Index aliasing and simplifying your everyday work using it
When working with multiple indexes in ElasticSearch, you can sometimes lose track of them. Imagine a situation where you store logs in your indexes. Usually, the number of log messages is quite large; therefore, it is a good solution to have the data divided somehow. A quite logical division of such data is obtained by creating a single index for a single day of logs (if you are interested in an open source solution for managing logs, look at Logstash—http://logstash.net). After a while, if we keep all the indexes, we start having problems in understanding which are the newest indexes, which ones should be used, which ones are from the last month, and maybe which data belongs to which client. With the help of aliases, we can change that to work with a single name, just as we would use a single index, but instead work with multiple indexes.
An alias
What is an index alias? It's an additional name for one or more indexes that allow(s) us to query indexes with the use of that name. A single alias can have multiple indexes as well as the other way around, a single index can be a part of multiple aliases.
However, please remember that you can't use an alias that has multiple indexes for indexing or real-time GET
operations—ElasticSearch will throw an exception if you do that. We can still use an alias that links to only one single index for indexing though. This is because ElasticSearch doesn't know in which index the data should be indexed, or from which index the document should be fetched.
Creating an alias
To create an index alias, we need to run an HTTP POST
method to the _aliases
REST endpoint with an action defined. For example, the following request will create a new alias called week12
that will have indexes named day10
, day11
, and day12
:
curl -XPOST 'http://localhost:9200/_aliases' -d '{ "actions" : [ { "add" : { "index" : "day10", "alias" : "week12" } }, { "add" : { "index" : "day11", "alias" : "week12" } }, { "add" : { "index" : "day12", "alias" : "week12" } } ] }'
If the alias week12
isn't present in our ElasticSearch cluster, the preceding command will create it. If it is present, the command will just add the specified indexes to it.

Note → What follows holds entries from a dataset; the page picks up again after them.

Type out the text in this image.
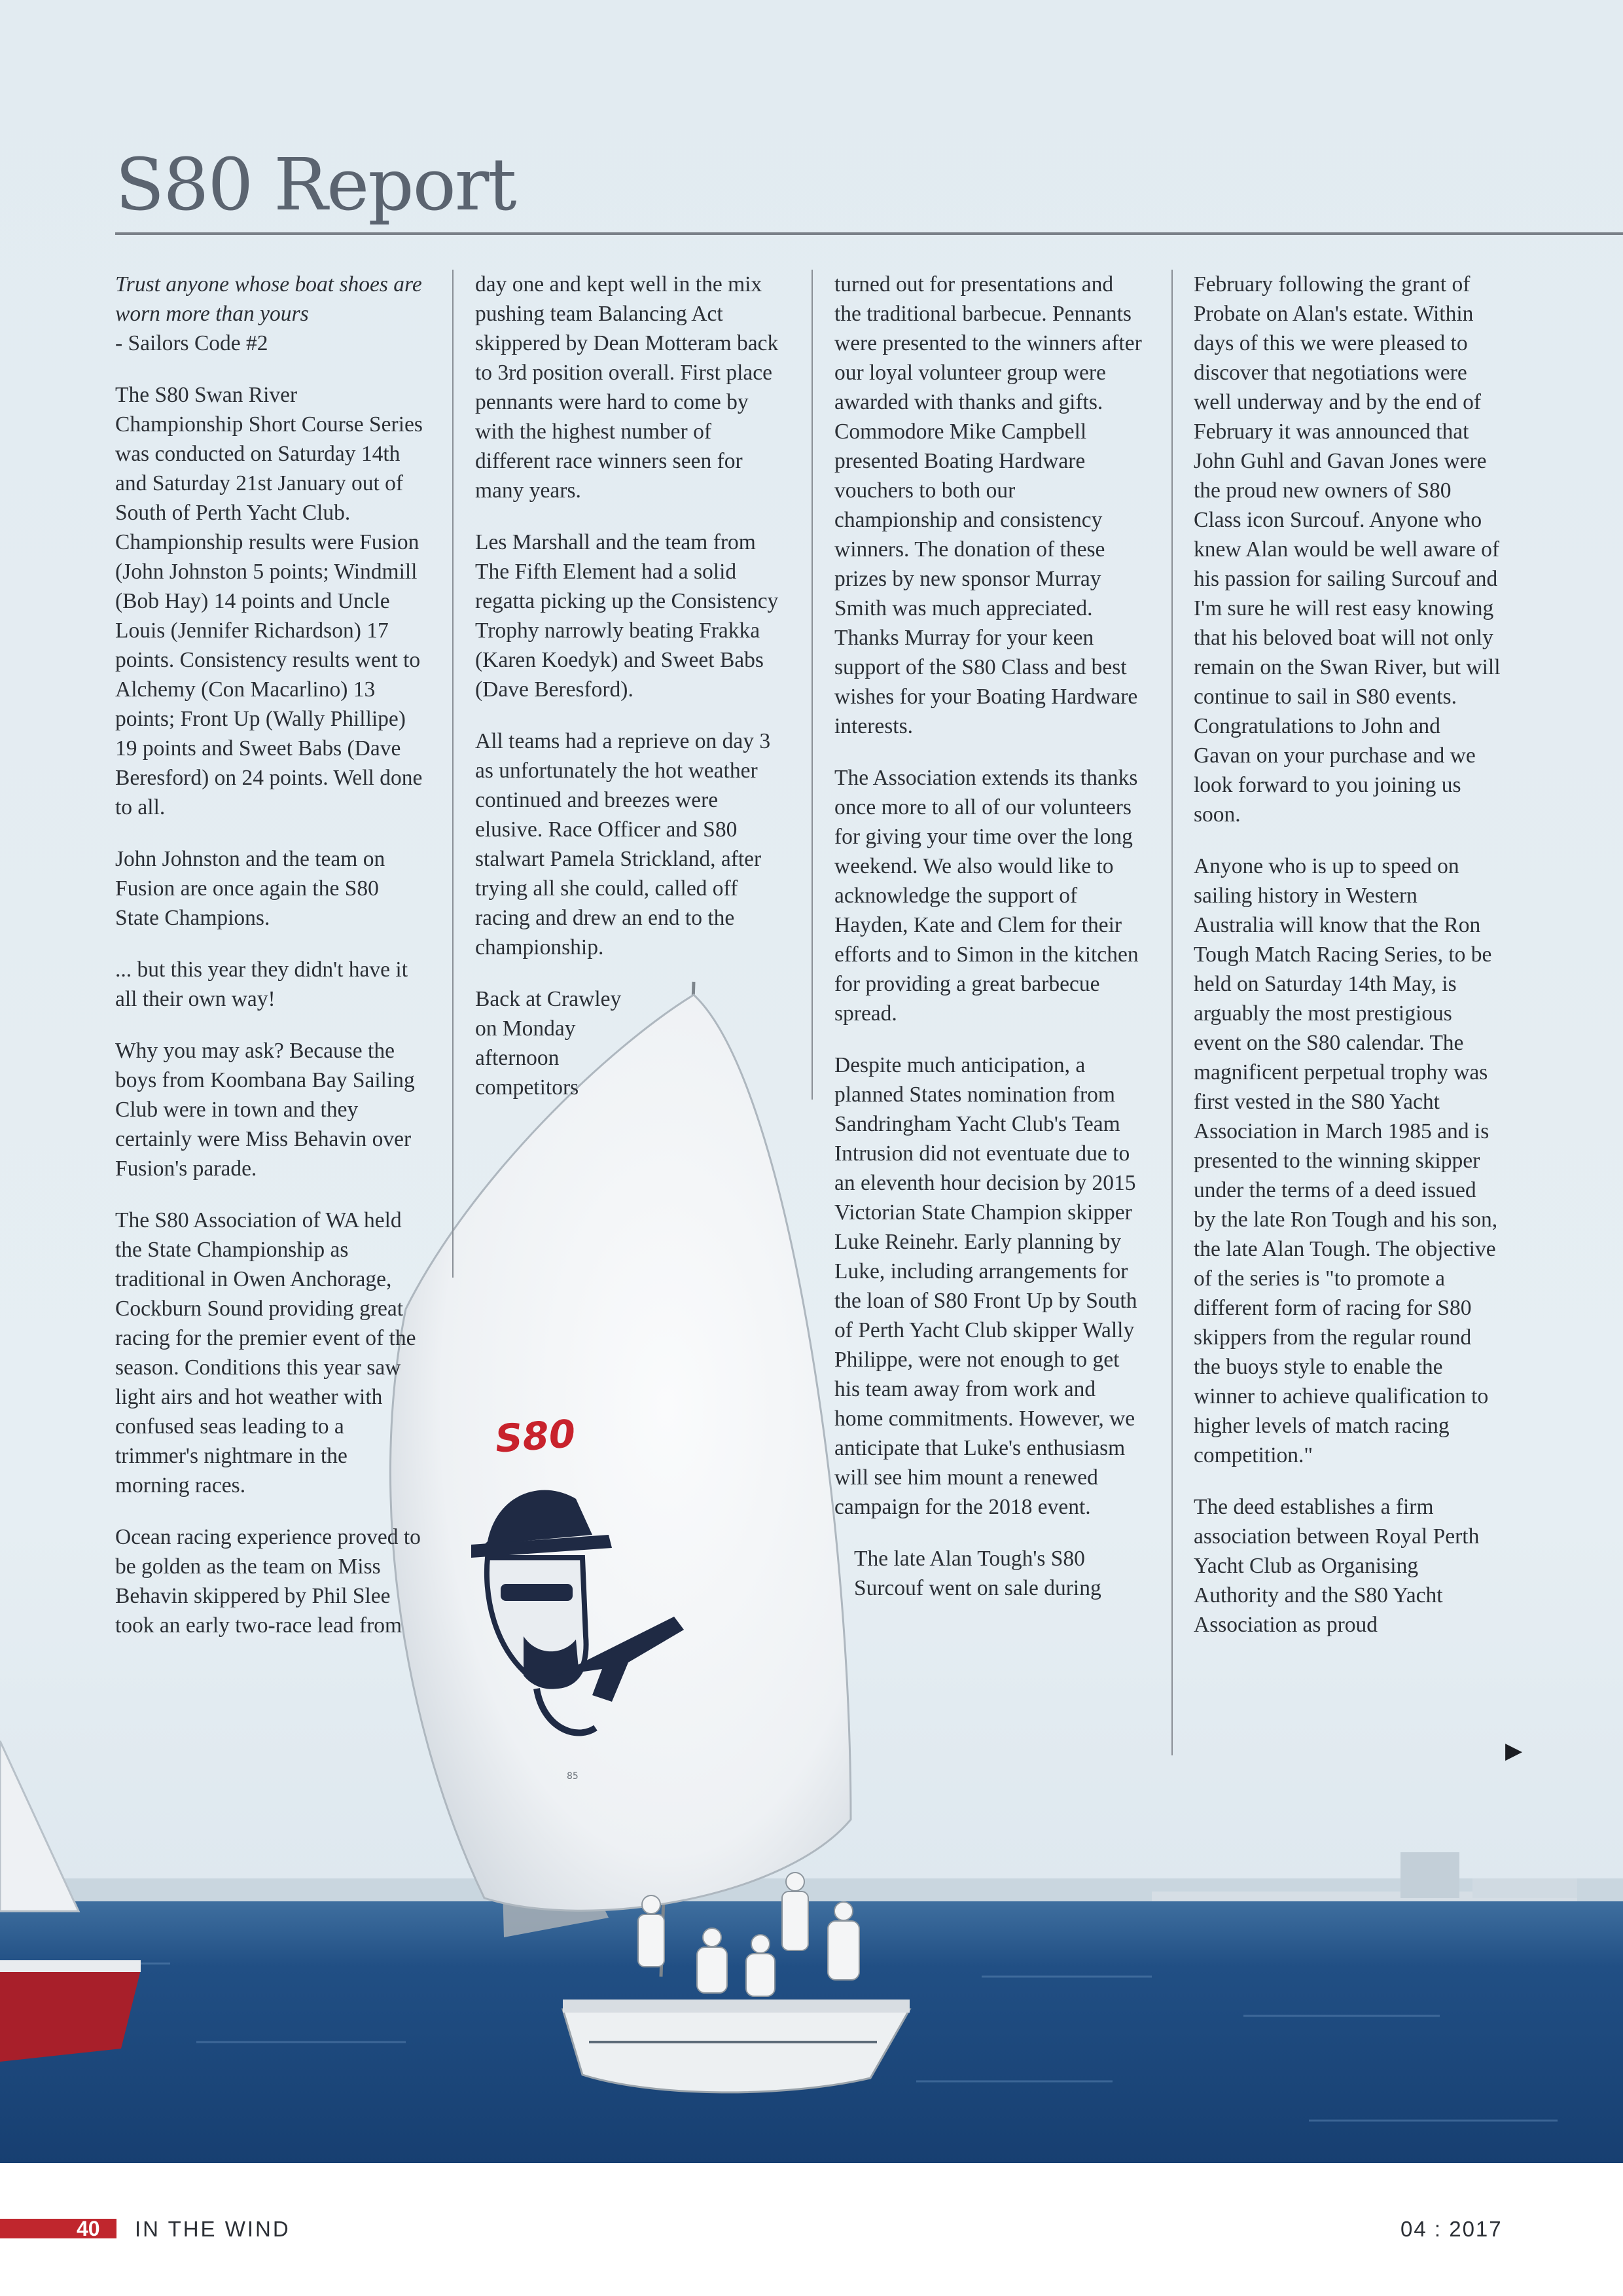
S80
85
S80 Report

Trust anyone whose boat shoes are worn more than yours
- Sailors Code #2

The S80 Swan River Championship Short Course Series was conducted on Saturday 14th and Saturday 21st January out of South of Perth Yacht Club. Championship results were Fusion (John Johnston 5 points; Windmill (Bob Hay) 14 points and Uncle Louis (Jennifer Richardson) 17 points. Consistency results went to Alchemy (Con Macarlino) 13 points; Front Up (Wally Phillipe) 19 points and Sweet Babs (Dave Beresford) on 24 points. Well done to all.

John Johnston and the team on Fusion are once again the S80 State Champions.

... but this year they didn't have it all their own way!

Why you may ask? Because the boys from Koombana Bay Sailing Club were in town and they certainly were Miss Behavin over Fusion's parade.

The S80 Association of WA held the State Championship as traditional in Owen Anchorage, Cockburn Sound providing great racing for the premier event of the season. Conditions this year saw light airs and hot weather with confused seas leading to a trimmer's nightmare in the morning races.

Ocean racing experience proved to be golden as the team on Miss Behavin skippered by Phil Slee took an early two-race lead from

day one and kept well in the mix pushing team Balancing Act skippered by Dean Motteram back to 3rd position overall. First place pennants were hard to come by with the highest number of different race winners seen for many years.

Les Marshall and the team from The Fifth Element had a solid regatta picking up the Consistency Trophy narrowly beating Frakka (Karen Koedyk) and Sweet Babs (Dave Beresford).

All teams had a reprieve on day 3 as unfortunately the hot weather continued and breezes were elusive. Race Officer and S80 stalwart Pamela Strickland, after trying all she could, called off racing and drew an end to the championship.

Back at Crawley on Monday afternoon competitors

turned out for presentations and the traditional barbecue. Pennants were presented to the winners after our loyal volunteer group were awarded with thanks and gifts. Commodore Mike Campbell presented Boating Hardware vouchers to both our championship and consistency winners. The donation of these prizes by new sponsor Murray Smith was much appreciated. Thanks Murray for your keen support of the S80 Class and best wishes for your Boating Hardware interests.

The Association extends its thanks once more to all of our volunteers for giving your time over the long weekend. We also would like to acknowledge the support of Hayden, Kate and Clem for their efforts and to Simon in the kitchen for providing a great barbecue spread.

Despite much anticipation, a planned States nomination from Sandringham Yacht Club's Team Intrusion did not eventuate due to an eleventh hour decision by 2015 Victorian State Champion skipper Luke Reinehr. Early planning by Luke, including arrangements for the loan of S80 Front Up by South of Perth Yacht Club skipper Wally Philippe, were not enough to get his team away from work and home commitments. However, we anticipate that Luke's enthusiasm will see him mount a renewed campaign for the 2018 event.

The late Alan Tough's S80 Surcouf went on sale during

February following the grant of Probate on Alan's estate. Within days of this we were pleased to discover that negotiations were well underway and by the end of February it was announced that John Guhl and Gavan Jones were the proud new owners of S80 Class icon Surcouf. Anyone who knew Alan would be well aware of his passion for sailing Surcouf and I'm sure he will rest easy knowing that his beloved boat will not only remain on the Swan River, but will continue to sail in S80 events. Congratulations to John and Gavan on your purchase and we look forward to you joining us soon.

Anyone who is up to speed on sailing history in Western Australia will know that the Ron Tough Match Racing Series, to be held on Saturday 14th May, is arguably the most prestigious event on the S80 calendar. The magnificent perpetual trophy was first vested in the S80 Yacht Association in March 1985 and is presented to the winning skipper under the terms of a deed issued by the late Ron Tough and his son, the late Alan Tough. The objective of the series is "to promote a different form of racing for S80 skippers from the regular round the buoys style to enable the winner to achieve qualification to higher levels of match racing competition."

The deed establishes a firm association between Royal Perth Yacht Club as Organising Authority and the S80 Yacht Association as proud

▶
40 IN THE WIND	04 : 2017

If everything goes well, instead of running a search across three indexes as follows:
curl –XGET 'http://localhost:9200/day10,day11,day12/_search?q=test'
We can run it as follows:
curl –XGET 'http://localhost:9200/week12/_search?q=test'
Isn't that better?
Modifying aliases
Of course, you can also remove indexes from an alias. Doing that is similar to how we add indexes to an alias, but instead of the add
command, we use the remove
one. For example, to remove the index named day9
from the week12
index, we would run the following command:
curl -XPOST 'http://localhost:9200/_aliases' -d '{ "actions" : [ { "remove" : { "index" : "day9", "alias" : "week12" } } ] }'
Combining commands
The add
and remove
commands
can be sent as a single request. For example, if you want to combine all the previously sent commands into a single request, you will have to send the following command:
curl -XPOST 'http://localhost:9200/_aliases' -d '{ "actions" : [ { "add" : { "index" : "day10", "alias" : "week12" } }, { "add" : { "index" : "day11", "alias" : "week12" } }, { "add" : { "index" : "day12", "alias" : "week12" } }, { "remove" : { "index" : "day9", "alias" : "week12" } } ] }'
Retrieving all aliases
In addition to adding or removing indexes to or from aliases, the applications that use ElasticSearch may need to retrieve all the aliases available in the cluster or all the aliases an index is connected to. To retrieve these aliases, we send a request using an HTTP GET
command. For example, the following command gets all the aliases for the day10
index and the second one will get all the available aliases:
curl -XGET 'localhost:9200/day10/_aliases' curl -XGET 'localhost:9200/_aliases'
The response from the second command is as follows:
{ "day10" : { "aliases" : { "week12" : { } } }, "day11" : { "aliases" : { "week12" : { } } }, "day12" : { "aliases" : { "week12" : { } } } }
Filtering aliases
Aliases can be used in a similar way to how views are used in SQL databases. You can use full Query DSL (discussed in detail in the Queying ElasticSearch section in the next chapter) and have your query applied to all the count, search, delete by query, and more such operations. Let's look at an example. Imagine that we want to have aliases that return data for a certain client, so we can use it in our application. Let's say that the client identifier we are interested in is stored in the clientId
field and we are interested in client 12345
. So, let's create an alias named client
with our data index, which will apply a filter for the clientId
automatically:
curl -XPOST 'http://localhost:9200/_aliases' -d '{ "actions" : [ { "add" : { "index" : "data", "alias" : "client", "filter" : { "term" : { "clientId" : "12345" } } } } ] }'
So, when using the preceding alias, you will always get your queries, counts, deletes by query, and more such queries filtered by a term query that ensures that all the documents have the 12345
value in the clientId
field.
Aliases and routing
Similar to the aliases that use filtering, we can add routing values to the aliases. Imagine that we are using routing on the basis of user identifier and we want to use the same routing values with our aliases. For the alias named client
, we will use the routing value of 12345,12346,12347
for indexing, and only 12345
for querying. So, we create an alias with the following command:
curl -XPOST 'http://localhost:9200/_aliases' -d '{ "actions" : [ { "add" : { "index" : "data", "alias" : "client", "index_routing" : "12345,12346,12347" "search_routing" : "12345" } } ] }'
This way, when we index our data by using the client
alias, the values specified by the index_routing
property will be used, and during query time, the one specified by the search_routing
property will be used.
If you run the following query with the preceding alias:
curl -XGET 'http://localhost:9200/client/_search?q=test&routing=99999,12345'
The value used as a routing value will be 12345
. This is because ElasticSearch will take the common values of the
search_routing
attribute and the query routing parameter, which in our case is 12345
.